Professeur d’histoire contemporaine à l’université Gustave-Eiffel, à Champs-sur-Marne (Seine-et-Marne), et responsable scientifique du laboratoire de recherche Futurs urbains, Loïc Vadelorge a consacré plusieurs ouvrages à l’histoire des universités franciliennes, et codirigé notamment Paris XIII, histoire d’une université en banlieue (Berg International, 2012) et De l’Université de Paris aux universités d’Ile-de-France (Presses universitaires de Rennes, 2016). Il rappelle que l’actuelle politique de mise en concurrence des universités est très éloignée de l’esprit qui a accompagné la création du système universitaire francilien dans les années 1960-1970.

Dans quel contexte des universités ont-elles été créées en périphérie de Paris ?

A partir des années 1950, l’Université de Paris fait face à une explosion du nombre d’étudiants (30 000 en 1930, 66 000 en 1960), au point qu’elle ne parvient plus à tous les accueillir dans ses locaux, qui sont alors ceux de la Sorbonne et de ses annexes comme la Halle aux vins. L’idée naît de créer des antennes de la Sorbonne en périphérie : une partie des sciences est transférée à Orsay (Essonne), une partie des lettres et de l’économie à Nanterre.

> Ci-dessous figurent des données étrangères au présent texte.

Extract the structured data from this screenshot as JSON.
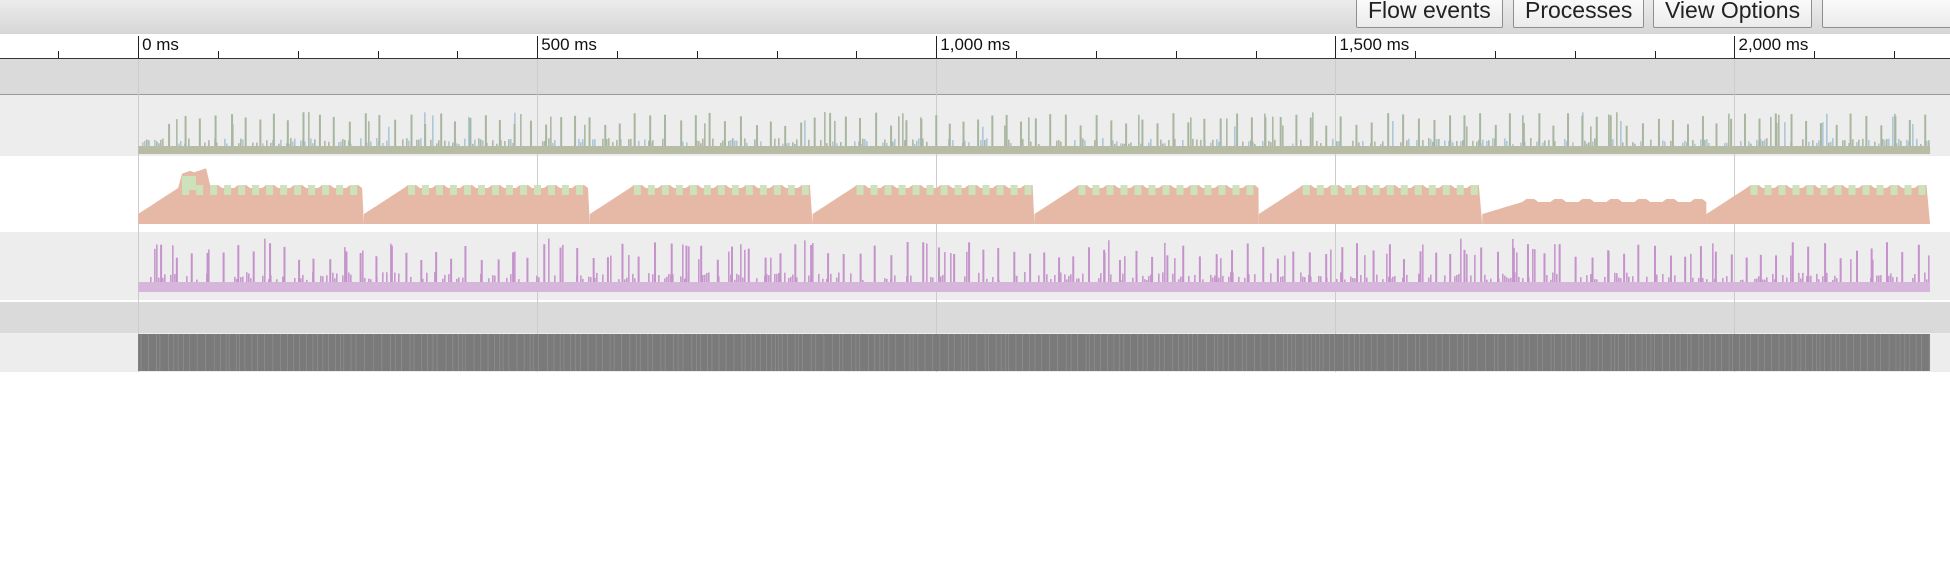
{
  "toolbar": {
    "buttons": [
      {
        "key": "flow",
        "label": "Flow events"
      },
      {
        "key": "processes",
        "label": "Processes"
      },
      {
        "key": "view",
        "label": "View Options"
      }
    ]
  },
  "timeline": {
    "ticks": [
      {
        "value": 0,
        "label": "0 ms"
      },
      {
        "value": 500,
        "label": "500 ms"
      },
      {
        "value": 1000,
        "label": "1,000 ms"
      },
      {
        "value": 1500,
        "label": "1,500 ms"
      },
      {
        "value": 2000,
        "label": "2,000 ms"
      }
    ],
    "range_ms": [
      -173,
      2270
    ],
    "trace_end_ms": 2245
  },
  "colors": {
    "ruler_bg": "#ffffff",
    "header_band": "#dadada",
    "row_alt_bg": "#ededed",
    "counter_base": "#b8bca4",
    "counter_spike_green": "#a8b6a0",
    "counter_spike_blue": "#a7c4d6",
    "sawtooth_fill": "#e6b9a6",
    "sawtooth_top": "#cde2ba",
    "purple_fill": "#d7b6dc",
    "purple_spike": "#c592cc",
    "slice_gray": "#7a7a7a",
    "gridline": "#cccccc"
  }
}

La crise de Mai 68 va percuter ce système et amener l’Etat à revoir sa carte universitaire. On dit souvent que l’objectif du pouvoir est alors de diviser les grosses universités pour mieux régner et contrôler la contestation étudiante. Mais l’objectif est avant tout de mettre en œuvre une politique d’enseignement et de recherche pluridisciplinaire et de dédensifier. En 1970, on passe d’une à treize universités, qui sont réparties intra et extra-muros.

Existe-t-il déjà une notion d’inégalités entre établissements ?

Pas du tout. Lorsque ces universités autonomes sont créées, il n’est pas question de créer une université à plusieurs vitesses, encore moins de « facs au rabais ». L’idée est de mettre la Sorbonne en banlieue. La première génération d’enseignants-chercheurs qui est envoyée dans ces établissements va s’atteler à mettre sur pied un premier, puis un deuxième et un troisième cycle sur le modèle de ce qui existe à la Sorbonne. C’est difficile, car le contexte, notamment budgétaire, est très défavorable, mais ils y parviennent.

La population étudiante continue de croître (257 000 étudiants en 1975) et, en 1986, le projet de loi Devaquet, qui veut instaurer une sélection des étudiants à l’entrée, provoque des grèves très importantes et la démission du ministre.